Nous avons choisi « Nous » pour premier volume d’une nouvelle collection dédiée aux dystopies car ce texte peut être considéré comme un fondateur du genre. Plus ancien que les célèbres 1984 ou Le Meilleur des Mondes, il est injustement trop peu connu, alors que ce statut se fait évidence à la lumière de son style et des thèmes qu’il aborde.
La famille des dystopies est vaste, et il n’est pas certain que tout le monde s’accorde sur comment les caractériser. Leur place dans nos collections se justifie néanmoins pleinement, entre liberté, économie et littérature, pour contribuer, selon nous, à éclairer par le livre certains enjeux de civilisation.
Le titre est bien sûr tout un symbole. Le narrateur croyait à ce « Nous », il croyait à l’Unique, avec la fierté de celui qui parie sur la reconnaissance d’un anonyme par un Bienfaiteur, lui-même anonyme et désincarné. Dans ce périple qu’il nous conte, il découvre que Nous c’est « eux » ; puis « toi », puis « moi ». Bientôt, l’amour et l’imagination vont l’appeler à la liberté.

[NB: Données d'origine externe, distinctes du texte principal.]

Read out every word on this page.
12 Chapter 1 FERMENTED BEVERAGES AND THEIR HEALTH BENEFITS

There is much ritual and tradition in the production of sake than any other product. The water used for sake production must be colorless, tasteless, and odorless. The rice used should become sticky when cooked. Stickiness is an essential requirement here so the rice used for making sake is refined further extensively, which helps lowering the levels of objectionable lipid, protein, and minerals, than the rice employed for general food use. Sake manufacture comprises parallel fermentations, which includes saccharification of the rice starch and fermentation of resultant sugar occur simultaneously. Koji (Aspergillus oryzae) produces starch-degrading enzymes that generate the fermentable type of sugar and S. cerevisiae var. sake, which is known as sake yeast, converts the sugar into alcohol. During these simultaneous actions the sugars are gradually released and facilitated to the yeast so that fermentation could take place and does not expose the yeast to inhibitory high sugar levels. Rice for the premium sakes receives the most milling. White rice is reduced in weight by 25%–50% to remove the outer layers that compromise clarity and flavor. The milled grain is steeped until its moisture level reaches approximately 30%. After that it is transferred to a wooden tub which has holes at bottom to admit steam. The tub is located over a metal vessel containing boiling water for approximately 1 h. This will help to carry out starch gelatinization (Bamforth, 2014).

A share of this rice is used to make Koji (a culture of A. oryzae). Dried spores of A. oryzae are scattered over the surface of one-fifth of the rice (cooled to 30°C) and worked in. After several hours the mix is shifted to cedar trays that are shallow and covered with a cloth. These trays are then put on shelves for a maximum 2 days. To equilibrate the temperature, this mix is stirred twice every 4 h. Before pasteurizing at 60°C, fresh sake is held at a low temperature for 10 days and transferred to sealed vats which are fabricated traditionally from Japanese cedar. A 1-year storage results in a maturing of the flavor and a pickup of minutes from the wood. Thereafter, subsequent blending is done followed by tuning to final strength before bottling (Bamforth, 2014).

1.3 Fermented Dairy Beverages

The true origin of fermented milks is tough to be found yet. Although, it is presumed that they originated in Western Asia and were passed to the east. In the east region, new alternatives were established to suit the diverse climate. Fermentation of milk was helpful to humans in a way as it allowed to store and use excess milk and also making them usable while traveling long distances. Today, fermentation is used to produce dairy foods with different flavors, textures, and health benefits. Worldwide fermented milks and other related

L’ouvrage n’est pas un traité de science politique. On n’y trouvera guère de théorie. C’est plutôt un témoignage, le témoignage d’un auteur qui vit sous un régime dont il devine la perversité, dont il raconte le quotidien de demain. Il vit les questions de son narrateur, il nous les rapporte comme on rapporte le journal d’une expédition dans la jungle au rythme pressant.
Alors que l’auteur écrit il y a déjà un siècle, les grandes dictatures du XXe siècle sont encore tout juste naissantes. Pourtant, déjà il nous projette mille ans plus tard. Déjà il comprend les défis qui se présentent à l’humanité. Si un Bienfaiteur trouve le chemin de Nos esprits, quelles forces chez chacun la Vie saura-t-elle garder pour leur montrer les failles de la propagande ?

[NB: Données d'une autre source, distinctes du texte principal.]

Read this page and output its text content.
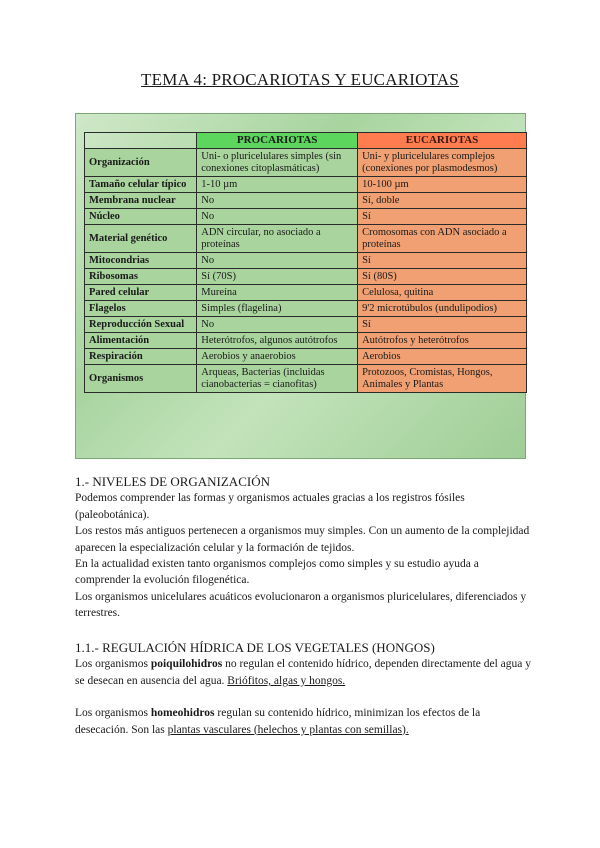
TEMA 4: PROCARIOTAS Y EUCARIOTAS
	PROCARIOTAS	EUCARIOTAS
Organización	Uni- o pluricelulares simples (sin conexiones citoplasmáticas)	Uni- y pluricelulares complejos (conexiones por plasmodesmos)
Tamaño celular típico	1-10 µm	10-100 µm
Membrana nuclear	No	Sí, doble
Núcleo	No	Sí
Material genético	ADN circular, no asociado a proteínas	Cromosomas con ADN asociado a proteínas
Mitocondrias	No	Sí
Ribosomas	Sí (70S)	Sí (80S)
Pared celular	Mureína	Celulosa, quitina
Flagelos	Simples (flagelina)	9'2 microtúbulos (undulipodios)
Reproducción Sexual	No	Sí
Alimentación	Heterótrofos, algunos autótrofos	Autótrofos y heterótrofos
Respiración	Aerobios y anaerobios	Aerobios
Organismos	Arqueas, Bacterias (incluidas cianobacterias = cianofitas)	Protozoos, Cromistas, Hongos, Animales y Plantas

1.- NIVELES DE ORGANIZACIÓN

Podemos comprender las formas y organismos actuales gracias a los registros fósiles (paleobotánica).

Los restos más antiguos pertenecen a organismos muy simples. Con un aumento de la complejidad aparecen la especialización celular y la formación de tejidos.

En la actualidad existen tanto organismos complejos como simples y su estudio ayuda a comprender la evolución filogenética.

Los organismos unicelulares acuáticos evolucionaron a organismos pluricelulares, diferenciados y terrestres.

1.1.- REGULACIÓN HÍDRICA DE LOS VEGETALES (HONGOS)

Los organismos poiquilohidros no regulan el contenido hídrico, dependen directamente del agua y se desecan en ausencia del agua. Briófitos, algas y hongos.

Los organismos homeohidros regulan su contenido hídrico, minimizan los efectos de la desecación. Son las plantas vasculares (helechos y plantas con semillas).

Le projet qu’Evgueni Zamiatine entrevoit pour ces formes de société qui émergent est limpide. Il ne s’agit pas de la seule Russie, mais du monde :
« Il y a mille ans que nos héroïques ancêtres ont réduit toute la sphère terrestre au pouvoir de l’État Unique, un exploit plus glorieux encore nous attend… »

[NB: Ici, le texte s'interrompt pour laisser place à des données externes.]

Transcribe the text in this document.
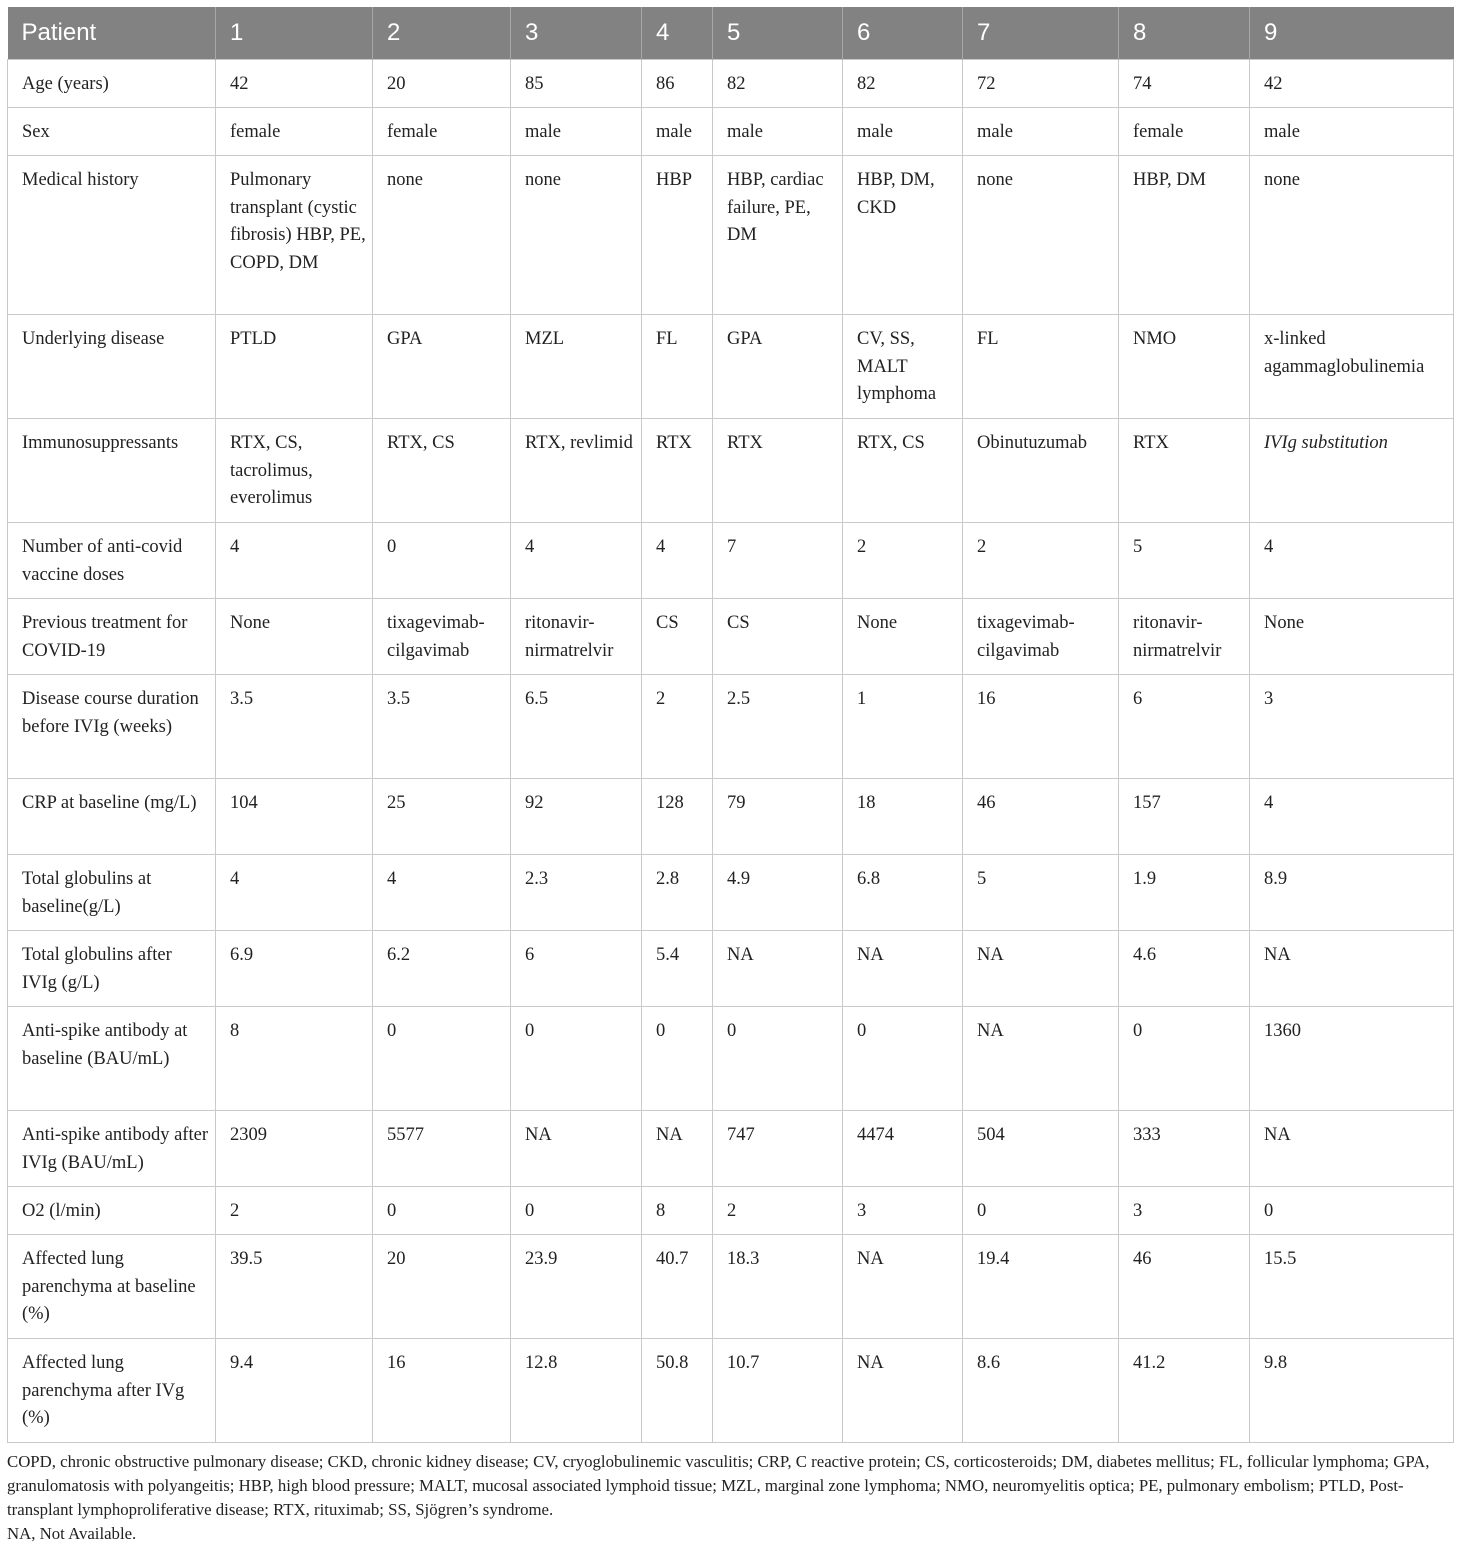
Patient	1	2	3	4	5	6	7	8	9
Age (years)	42	20	85	86	82	82	72	74	42
Sex	female	female	male	male	male	male	male	female	male
Medical history	Pulmonary transplant (cystic fibrosis) HBP, PE, COPD, DM	none	none	HBP	HBP, cardiac failure, PE, DM	HBP, DM, CKD	none	HBP, DM	none
Underlying disease	PTLD	GPA	MZL	FL	GPA	CV, SS, MALT lymphoma	FL	NMO	x-linked agammaglobulinemia
Immunosuppressants	RTX, CS, tacrolimus, everolimus	RTX, CS	RTX, revlimid	RTX	RTX	RTX, CS	Obinutuzumab	RTX	IVIg substitution
Number of anti-covid vaccine doses	4	0	4	4	7	2	2	5	4
Previous treatment for COVID-19	None	tixagevimab-cilgavimab	ritonavir-nirmatrelvir	CS	CS	None	tixagevimab-cilgavimab	ritonavir-nirmatrelvir	None
Disease course duration before IVIg (weeks)	3.5	3.5	6.5	2	2.5	1	16	6	3
CRP at baseline (mg/L)	104	25	92	128	79	18	46	157	4
Total globulins at baseline(g/L)	4	4	2.3	2.8	4.9	6.8	5	1.9	8.9
Total globulins after IVIg (g/L)	6.9	6.2	6	5.4	NA	NA	NA	4.6	NA
Anti-spike antibody at baseline (BAU/mL)	8	0	0	0	0	0	NA	0	1360
Anti-spike antibody after IVIg (BAU/mL)	2309	5577	NA	NA	747	4474	504	333	NA
O2 (l/min)	2	0	0	8	2	3	0	3	0
Affected lung parenchyma at baseline (%)	39.5	20	23.9	40.7	18.3	NA	19.4	46	15.5
Affected lung parenchyma after IVg (%)	9.4	16	12.8	50.8	10.7	NA	8.6	41.2	9.8

COPD, chronic obstructive pulmonary disease; CKD, chronic kidney disease; CV, cryoglobulinemic vasculitis; CRP, C reactive protein; CS, corticosteroids; DM, diabetes mellitus; FL, follicular lymphoma; GPA, granulomatosis with polyangeitis; HBP, high blood pressure; MALT, mucosal associated lymphoid tissue; MZL, marginal zone lymphoma; NMO, neuromyelitis optica; PE, pulmonary embolism; PTLD, Post-transplant lymphoproliferative disease; RTX, rituximab; SS, Sjögren’s syndrome.

NA, Not Available.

Sa réponse au défi que pose un monde uniformisé annonçant un Matrix avant l’heure pointe partout dans l’ouvrage, en épine dorsale. Celui qui imagine sera celui qui pose des questions, et celui qui pose des questions trouve les failles, même quand ces failles sont au-delà de l’univers officiel :
« Écoutez, dis-je à mon voisin en le tirant par la manche. Écoutez, je vous dis ! Répondez-moi : de l’autre côté de la limite de votre univers fini, qu’y a-t-il ? »
J’ai déjà évoqué l’autre source d’espoir que l’auteur voit dans la résistance à un monde ainsi déshumanisé. L’amour, latent, patient, enfoui, ressurgit avec l’imagination et la découverte. Mais on trouve aussi des tonalités qui évoquent un autre auteur d’origine Russe, Ayn Rand, dans ce passage :
« J’espère que nous vaincrons ; bien plus, je suis sûr que nous vaincrons, car la raison doit vaincre. »
Ainsi, le Bienfaiteur serait l’antinomie de la Raison, l’obstacle à l’Amour, le carcan de l’Imagination et le contraire de la Liberté. « Nous » brosse la négation de ces valeurs essentielles à ce qui fait l’Homme, alors même que l’Unique s’affiche comme évolution finale, un apogée social de l’Homme.
À regarder l’actualité récente, où les projets de World ceci ou Global cela se multiplient, où The Great Reset fait recette, où c’est désormais la planète elle-même qui est devenue cet univers fini dont trop peu cherchent à voir au-delà, on ne peut qu’apprécier la pertinence des questions ainsi posées.
Il n’est évidemment pas dans notre rôle de tenter d’y répondre. Il demeure que notre ligne consiste bien à assembler des ouvrages se faisant écho, qui ensemble forment comme une mosaïque de textes se parlant l’un à l’autre. Ainsi par exemple, le lecteur pourra aller chercher dans Vivre Ensemble de Christian Michel une société aux antipodes de celle dépeinte dans Nous.
Pour l’instant, je vous laisse embarquer dans ce récit trépidant – que Vous trouverez partout.